Importance of Documentation in Healthcare
What is the Importance of Documentation in Healthcare?
Patient care organizations depend on complete and accurate clinical documentation to treat patients. If the data is incorrect, then the patient’s treatment can be improper as well. With the increasing use of automation to generate patient documentation, we must verify the quality of the data created by those processes.
What is medical record documentation?
Patient documentation is the beginning and the end of all patient care. Patients depend on quality documentation because it affects the outcome of the care they receive. Programs that promote continuous clinical documentation improvements are essential to any facility that recognizes the necessity of complete and accurate patient documentation.
Quality Auditing Services from Peachtree Transcription
Peachtree Transcription EHR Integrity Auditing
Documentation quality auditing allows Peachtree Transcription to evaluate the quality of transcriptionist work, establish quality review standards, and create policies & procedures for effectively training Medical Transcription Editors. Speech engine performance is reviewed for efficiency and cost-effectiveness. Additionally, speech recognition quality is monitored, measured, and reported on by verifying content and context for inconsistencies, discrepancies, and inaccuracies.
Furthermore, we ensure that Turn Around Time Performance is controlled and offer you payment reductions if it is not.
MT Quality Assurance Management – Peachtree Transcription quality-control
Peachtree Transcription’s MT Quality Assurance Management Service will verify the quality documentation produced by employees, speech recognition, or third-party companies. As a vendor-neutral service, we can offer the honesty and insight needed to evaluate the quality of patient documentation. Peachtree will pinpoint areas of opportunity to improve the quality of patient care documentation. Our services offer fair and unbiased judgment with the ability to: monitor, measure, and report on the quality of patient care documentation.
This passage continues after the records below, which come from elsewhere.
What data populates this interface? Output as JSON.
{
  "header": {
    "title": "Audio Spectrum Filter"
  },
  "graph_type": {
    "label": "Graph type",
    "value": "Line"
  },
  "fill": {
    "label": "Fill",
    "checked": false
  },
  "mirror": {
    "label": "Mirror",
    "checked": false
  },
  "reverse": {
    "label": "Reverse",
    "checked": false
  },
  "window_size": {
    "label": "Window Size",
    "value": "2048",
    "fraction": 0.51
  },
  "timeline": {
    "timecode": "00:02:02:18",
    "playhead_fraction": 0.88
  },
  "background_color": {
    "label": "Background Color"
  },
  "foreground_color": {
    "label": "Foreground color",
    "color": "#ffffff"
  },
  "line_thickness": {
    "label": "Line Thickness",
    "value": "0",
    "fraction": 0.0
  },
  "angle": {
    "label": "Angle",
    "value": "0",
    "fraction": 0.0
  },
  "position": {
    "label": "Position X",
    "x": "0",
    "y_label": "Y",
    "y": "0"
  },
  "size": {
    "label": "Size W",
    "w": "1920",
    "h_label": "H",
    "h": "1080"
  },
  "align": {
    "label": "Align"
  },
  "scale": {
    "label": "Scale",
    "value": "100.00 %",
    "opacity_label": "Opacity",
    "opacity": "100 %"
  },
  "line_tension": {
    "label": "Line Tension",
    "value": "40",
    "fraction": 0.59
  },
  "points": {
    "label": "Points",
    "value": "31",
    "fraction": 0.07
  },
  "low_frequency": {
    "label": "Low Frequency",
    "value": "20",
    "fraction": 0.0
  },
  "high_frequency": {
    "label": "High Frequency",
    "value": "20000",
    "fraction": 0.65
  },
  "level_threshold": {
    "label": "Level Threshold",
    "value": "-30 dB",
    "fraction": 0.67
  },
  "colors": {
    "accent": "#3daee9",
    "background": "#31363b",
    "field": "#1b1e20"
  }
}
Peachtree Transcription EHR Documentation Training
EHR Documentation Training
EHR documentation training will perform an analysis of ehr data, develop customized reports about the data, and provide educational opportunities to users from the data. The EHR documentation trainer is responsible for training clinicians on the use of the electronic health record (EHR), template documentation, and educating physicians with the option of front-end and back-end speech recognition software. Also, we develop, implement, and maintain the clinical narrative, along with templates in the EHR. Peachtree Transcriptions EHR documentation trainers can translate complex workflows into easy-to-use training documentation. We collaborate with the Information Services and Technology (IS&T) staff to manage software and data needs along with technical services.
Primary Responsibilities of Documentation Quality Review Services
* Leads the efforts towards quality documentation, including providing procedures, training, and resources for MTS transcription team members.
* We review, transcribed, and edited reports, through a random selection process. Documentation review is performed concurrently with the audio dictation.
* Evaluates and verifies clinical documentation for spelling, grammar, or punctuation errors that would be deemed critical and non-critical to patient care and compromising to the patient record, organizational, or clinician integrity.
* Verifies patient demographics and information to ensure documentation is for the correct patient and entered into the right encounter.
* Utilization of the AHDI quality scoring criteria along with facility-specific formatting allows for consistently fair documentation reviews.
* Communicates and collaborates with other team members to ensure continuity of care and coordination in services. Additionally communicates unusual circumstances that have possible risk factors or medicolegal issues to the Assistant Director of HIM.
* Our quality auditing maintains monthly statistical documentation for each transcriptionist and the outcomes of the review.
* Performs monthly integrity audits on the MT Analysts to ensure accuracy of the information in the EHR is accurate.
* Monitors the reports in pending status, and makes timely and necessary corrections.